A lesson we always fail to learn is writing down where our next accommodation is located, its address or a quick screen shot of a map. It was the case again as we arrived into the ancient city of Hue. We pulled up on the side of a busy road and grabbed our bags before the obligatory three minutes of staring at each other, wondering which way to go. Of course, in these situations are the annoying touts trying to jostle each other out of the way to get your business. One timid fellow caught our eye and asked if we had somewhere to stay. We replied yes so didn’t need a room. He said okay, where are you staying. We said Hung Thein Ruby Hotel. His eyes lit up, looked at his badge and yelled “I work at Hung Thein Ruby Hotel!, he he he”
Before we knew it, he had Sarah’s bag on his shoulder leading us down a small alley across from where the bus dropped us off.

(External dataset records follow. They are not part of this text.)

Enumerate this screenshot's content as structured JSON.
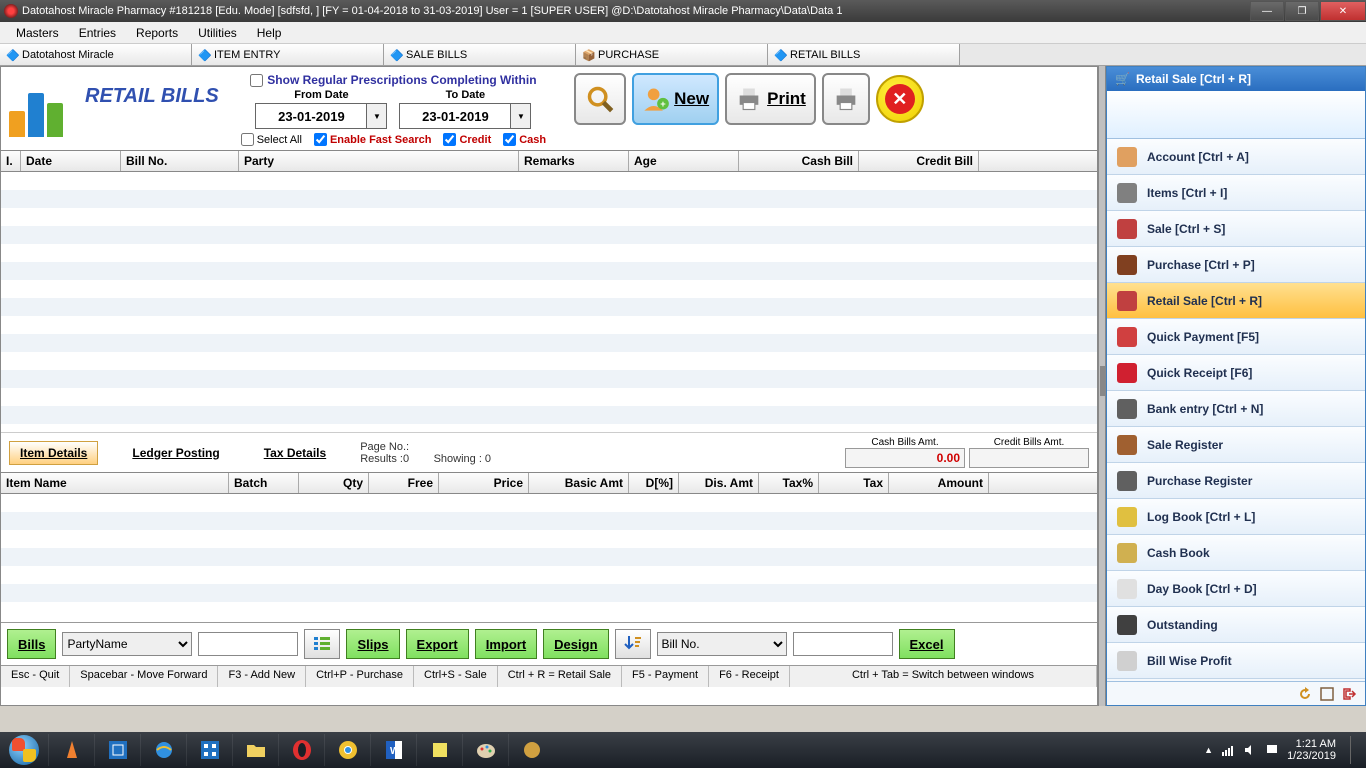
{
  "titlebar": "Datotahost Miracle Pharmacy #181218  [Edu. Mode]  [sdfsfd, ] [FY = 01-04-2018 to 31-03-2019] User = 1 [SUPER USER]  @D:\\Datotahost Miracle Pharmacy\\Data\\Data 1",
  "menu": [
    "Masters",
    "Entries",
    "Reports",
    "Utilities",
    "Help"
  ],
  "wintabs": [
    "Datotahost Miracle",
    "ITEM ENTRY",
    "SALE BILLS",
    "PURCHASE",
    "RETAIL BILLS"
  ],
  "page_title": "RETAIL BILLS",
  "prescrip_label": "Show Regular Prescriptions Completing Within",
  "from_label": "From Date",
  "to_label": "To Date",
  "from_date": "23-01-2019",
  "to_date": "23-01-2019",
  "chk": {
    "select_all": "Select All",
    "fast": "Enable Fast Search",
    "credit": "Credit",
    "cash": "Cash"
  },
  "btn": {
    "new": "New",
    "print": "Print"
  },
  "grid_cols": [
    "I.",
    "Date",
    "Bill No.",
    "Party",
    "Remarks",
    "Age",
    "Cash Bill",
    "Credit Bill"
  ],
  "tabs": {
    "item": "Item Details",
    "ledger": "Ledger Posting",
    "tax": "Tax Details"
  },
  "pageinfo": {
    "pageno": "Page No.:",
    "results": "Results :0",
    "showing": "Showing :   0"
  },
  "amt": {
    "cash_lbl": "Cash Bills Amt.",
    "cash_val": "0.00",
    "credit_lbl": "Credit Bills Amt.",
    "credit_val": ""
  },
  "detail_cols": [
    "Item Name",
    "Batch",
    "Qty",
    "Free",
    "Price",
    "Basic Amt",
    "D[%]",
    "Dis. Amt",
    "Tax%",
    "Tax",
    "Amount"
  ],
  "bottom": {
    "bills": "Bills",
    "party_sel": "PartyName",
    "slips": "Slips",
    "export": "Export",
    "import": "Import",
    "design": "Design",
    "billno_sel": "Bill No.",
    "excel": "Excel"
  },
  "hints": [
    "Esc - Quit",
    "Spacebar - Move Forward",
    "F3 - Add New",
    "Ctrl+P - Purchase",
    "Ctrl+S - Sale",
    "Ctrl + R = Retail Sale",
    "F5 - Payment",
    "F6 - Receipt",
    "Ctrl + Tab = Switch between windows"
  ],
  "side_title": "Retail Sale [Ctrl + R]",
  "side_items": [
    {
      "label": "Account [Ctrl + A]",
      "color": "#e0a060"
    },
    {
      "label": "Items [Ctrl + I]",
      "color": "#808080"
    },
    {
      "label": "Sale [Ctrl + S]",
      "color": "#c04040"
    },
    {
      "label": "Purchase [Ctrl + P]",
      "color": "#804020"
    },
    {
      "label": "Retail Sale [Ctrl + R]",
      "color": "#c04040",
      "sel": true
    },
    {
      "label": "Quick Payment [F5]",
      "color": "#d04040"
    },
    {
      "label": "Quick Receipt [F6]",
      "color": "#d02030"
    },
    {
      "label": "Bank entry [Ctrl + N]",
      "color": "#606060"
    },
    {
      "label": "Sale Register",
      "color": "#a06030"
    },
    {
      "label": "Purchase Register",
      "color": "#606060"
    },
    {
      "label": "Log Book [Ctrl + L]",
      "color": "#e0c040"
    },
    {
      "label": "Cash Book",
      "color": "#d0b050"
    },
    {
      "label": "Day Book [Ctrl + D]",
      "color": "#e0e0e0"
    },
    {
      "label": "Outstanding",
      "color": "#404040"
    },
    {
      "label": "Bill Wise Profit",
      "color": "#d0d0d0"
    }
  ],
  "clock": {
    "time": "1:21 AM",
    "date": "1/23/2019"
  }
}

Two minutes later we were in the foyer with a fresh fruit juice in hand, while the owners little kids in pyjamas came to inspect us. Something’s just happen to work out.
It was early evening so we decided to wander out towards the Imperial Citadel to take a look across the river. At this moment the skies darkened and the rain poured down. This was the case for the remainder of our time in Hue.
We donned our waterproofs and ventured out. We discovered after a few minutes that Hue (pronounced H-way) may not be our favourite city. The main part of the town is filled with restaurants catering for western tour groups with terrible food. We wandered back to the hotel to see if they had a restaurant they could recommend. With their advice we wandered a few streets out of the main grid to find the restaurant completely full. We decided to wait a while and head back when it may be quieter and chose a small little bar on the corner that was fitted out with teeny tiny wooden tables and chairs, to waist our time. After one beer we wandered back down to the restaurant. Fortunately for us, a couple walked out as we walked in, so we grabbed a table. Unfortunately for us, the main dishes that were recommended to us had sold out, so we ended up with the remaining dishes that were unable to float our boat. Dejected, we sauntered to the hotel.
We had the full day in Hue before jumping on an overnight train to Hanoi. We had one thing to do, and that was to head to the Imerial Citadel. We grabbed our tickets from the slightly dodgy looking booth beneath the fortified archways and strolled in.
Why, oh why, do all the monument in the world that you travel to see, happen to be covered in scaffolding when you get there?
The main gate looked like it would have been quite spectacular, but in this case was blocked by metal pipes and shade cloth. Thankfully, the first area you encounter after the main gate would have to be the most beautiful. Symmetrical ponds filled with large orange fish front the old stone square leading up to huge wooden building. We stood there for a little while both admiring it, as well as waiting for the tour groups to leave. A feat that would normally be impossible, but as we mentioned earlier it was raining heavily so the normal hordes were somewhere else doing something else.
After walking through the beautiful big building we watched a small presentation of the different areas of the royal palace. It showed an array of beautiful buildings not too dissimilar, if not grander, then the building we were in. Once it finished, we turned to see the scale model depicting the size and grandeur of the UNESCO World Heritage Site. Then we turned and walked outside to find – nothing left. Okay, a slight exaggeration, there were a few surrounding buildings that housed some of the royal artefacts, but what was shown in the scale model and the presentation had made us think a lot more was still visible. But, the results of war do take their toll.
We spent a little wile wandering through the remaining structures and the building works, making the best of the terrible weather, but not long in, we decided to head off in search of a meal. We ate a lukewarm noodle dish and went in search of a bookshop. This proved fruitless as everyone suggested the Book Café. This was an enormous building that had a café, a lot of souvenirs and two racks of books.
Hue was still not winning any awards. As we strolled back towards our hotel to get our bags, the skies gave up raining and showed a break in the clouds. From this gap shone the sun, directly onto the street corner opposite us. Against a corrugated iron fence stood two benches with two ladies cooking. We edged closer and closer, anticipating what it was, but trying not to get our hopes up. We were right – BAHN MI!!!
Before this moment, if we were asked if we would ever come back, our response would be – No Hue (See what we did there). But this little lady served up a pretty bloody good Banh Mi. And her cheery smile could just tempt us into stopping in for a quick sandwich before boarding a train to Hanoi.